2001: A Space Odyssey’in Sahneye Çıkışı
Arthur C. Clarke’ın The Sentinel’inden esinlenilen ve Stanley Kubrick tarafından yönetilen film, bilimkurgu sinema dünyasının, bu konudaki tartışmalar her ne kadar devam etse de, öncülerinden biridir.
Vizyona girdiği döneme nazaran dünya dışı yaşam, uzay yolculukları, yapay zeka konularında oldukça yenilikçi fikirlere sahiptir. Düşünsel olarak oldukça derinlere inilerek kurgulanmıştır ve bu durumun hem sonucu hem de kanıtı olarak 1991 yılında Birleşmiş Milletler Kongre Kütüphanesi’nin bir parçası olmaya hak kazanmıştır.
Sadece görsel ve ya hikaye olarak değil, aynı zamanda bütünsel olarak zamanının düşünce yapısından oldukça farklı bir yorumu olan film, farklı toplulukları etkileyip yeni tartışma konuları yaratmasıyla başyapıt ünvanını kazanmıştır.
Zira filmin yazarlarından olan Arthur C. Clarke tarafından da filmin amacı sorulara cevap vermek değil, seyircinin zihninde sorular doğurmak olarak açıklanmıştır.
Filmin sinema dünyasında ve toplumda bıraktığı etki hakkında daha fazla bilgi almak için Martin Scorsese, Christopher Nolan, David Fincher, Steven Spielberg ve Tom Hanks gibi isimlerin yer aldığı The Filmmaker’s Voice: 2001: A Space Odyssey isimli videoyu aşağıdan izleyebilirsiniz:
The Filmmaker's Voice: 2001: A Space Odyssey from Alejandro Villarreal@Alamo City on Vimeo.
Peki Film Neyi Anlatıyor? 2001: A Space Odyssey’in 4 Alt Metni
Uzun bir zaman aralığını kapsayan film, işlediği zaman aralığını felsefik, toplumsal, bilişsel ve benzeri konularda 4 parçaya bölmekte ve bu bölümleri aynı maceranın farklı durakları olarak işlemektedir.
Plot
Film tamamen siyah bir görüntüye sahip 3 dakikalık bir müzik sekansı ile başlar. Daha sonra ay, dünya ve güneş kavuşumu seyirciyle buluşur. Güneş doğar ve açılış jeneriği kaybolur.
İnsanın Doğuşu
Afrika savanasında bir grup insan öncesi, günlük yaşam zorlukları ve çıplak hayatta kalma mücadelesi vermektedir. Bir sabah, uzaylı bir tür tarafından Dünya’ya getirilmiş olan siyah bir monolit toplumun değişmesinde anahtar rolü görecektir.

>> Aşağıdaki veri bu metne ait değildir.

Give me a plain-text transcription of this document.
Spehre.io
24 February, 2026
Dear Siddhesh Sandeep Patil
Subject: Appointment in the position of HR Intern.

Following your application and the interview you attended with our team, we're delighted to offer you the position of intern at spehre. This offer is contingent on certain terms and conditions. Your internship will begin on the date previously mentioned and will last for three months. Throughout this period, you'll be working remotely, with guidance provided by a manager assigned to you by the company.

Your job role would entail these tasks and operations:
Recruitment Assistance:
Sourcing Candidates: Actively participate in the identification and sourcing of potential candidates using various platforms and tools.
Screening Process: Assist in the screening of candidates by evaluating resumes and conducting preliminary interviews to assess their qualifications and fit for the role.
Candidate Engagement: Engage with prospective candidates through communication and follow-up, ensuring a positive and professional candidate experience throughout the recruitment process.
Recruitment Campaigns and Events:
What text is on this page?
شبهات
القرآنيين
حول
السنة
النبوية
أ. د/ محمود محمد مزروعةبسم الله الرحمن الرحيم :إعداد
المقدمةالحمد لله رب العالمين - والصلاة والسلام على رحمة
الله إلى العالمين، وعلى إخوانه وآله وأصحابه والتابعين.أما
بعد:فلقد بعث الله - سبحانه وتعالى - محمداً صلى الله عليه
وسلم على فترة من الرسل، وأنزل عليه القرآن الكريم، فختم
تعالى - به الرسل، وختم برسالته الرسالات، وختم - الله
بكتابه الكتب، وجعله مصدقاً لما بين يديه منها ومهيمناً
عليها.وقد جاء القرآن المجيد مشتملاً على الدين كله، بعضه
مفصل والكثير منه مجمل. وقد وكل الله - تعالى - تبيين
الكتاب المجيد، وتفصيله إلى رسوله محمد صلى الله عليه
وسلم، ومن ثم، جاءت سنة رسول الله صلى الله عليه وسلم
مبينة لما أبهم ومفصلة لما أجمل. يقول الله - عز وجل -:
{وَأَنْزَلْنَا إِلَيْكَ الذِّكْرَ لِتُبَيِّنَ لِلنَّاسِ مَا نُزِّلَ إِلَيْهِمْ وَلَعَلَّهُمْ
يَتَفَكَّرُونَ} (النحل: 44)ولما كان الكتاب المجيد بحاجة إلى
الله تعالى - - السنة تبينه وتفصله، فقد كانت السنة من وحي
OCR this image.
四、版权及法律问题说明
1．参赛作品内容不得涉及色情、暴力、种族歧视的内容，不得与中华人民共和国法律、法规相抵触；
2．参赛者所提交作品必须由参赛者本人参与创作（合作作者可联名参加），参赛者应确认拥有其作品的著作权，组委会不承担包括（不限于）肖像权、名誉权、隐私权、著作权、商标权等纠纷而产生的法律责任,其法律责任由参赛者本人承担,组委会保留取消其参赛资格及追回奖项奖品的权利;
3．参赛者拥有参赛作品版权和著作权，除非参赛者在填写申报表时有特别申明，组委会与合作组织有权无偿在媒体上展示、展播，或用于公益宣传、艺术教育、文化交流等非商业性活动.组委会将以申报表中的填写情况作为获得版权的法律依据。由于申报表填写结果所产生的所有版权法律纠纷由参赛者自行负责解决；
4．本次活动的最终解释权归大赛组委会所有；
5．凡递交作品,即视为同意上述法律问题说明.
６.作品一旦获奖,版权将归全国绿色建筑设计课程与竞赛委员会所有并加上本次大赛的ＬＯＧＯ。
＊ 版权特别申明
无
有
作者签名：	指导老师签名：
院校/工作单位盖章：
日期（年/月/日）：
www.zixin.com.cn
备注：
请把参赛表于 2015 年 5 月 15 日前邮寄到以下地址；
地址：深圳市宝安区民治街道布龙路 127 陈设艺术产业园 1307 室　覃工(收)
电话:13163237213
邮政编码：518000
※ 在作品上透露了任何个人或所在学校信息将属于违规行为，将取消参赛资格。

Korkuyla etrafında dans ettikleri taşa dokunma cesareti göstermeleriyle evrim başlar. Artık üstünlük duygusu vardır, hükmetmek yeni yaşamın merkezidir ve kemiği elinde tutan yaşamının sahibidir.
Ay istasyonu Clavius (Tycho Manyetik Anomali)
İlkel kemik aletlerinin yerini teknolojik olarak gelişmiş bir yer uydusu alır. İlk sahnelerden bu yana yıllar geçmiş, 1999 yılına gelinmiştir. Uzay istasyonlarındaki insanlar, insan öncesi varlıkların modern halidir. Bu yeni hayatlarında ürkek, bilgisiz, yürümeyi yeni öğrenen, tuvalet kullanımını öğrenen varlıklardır.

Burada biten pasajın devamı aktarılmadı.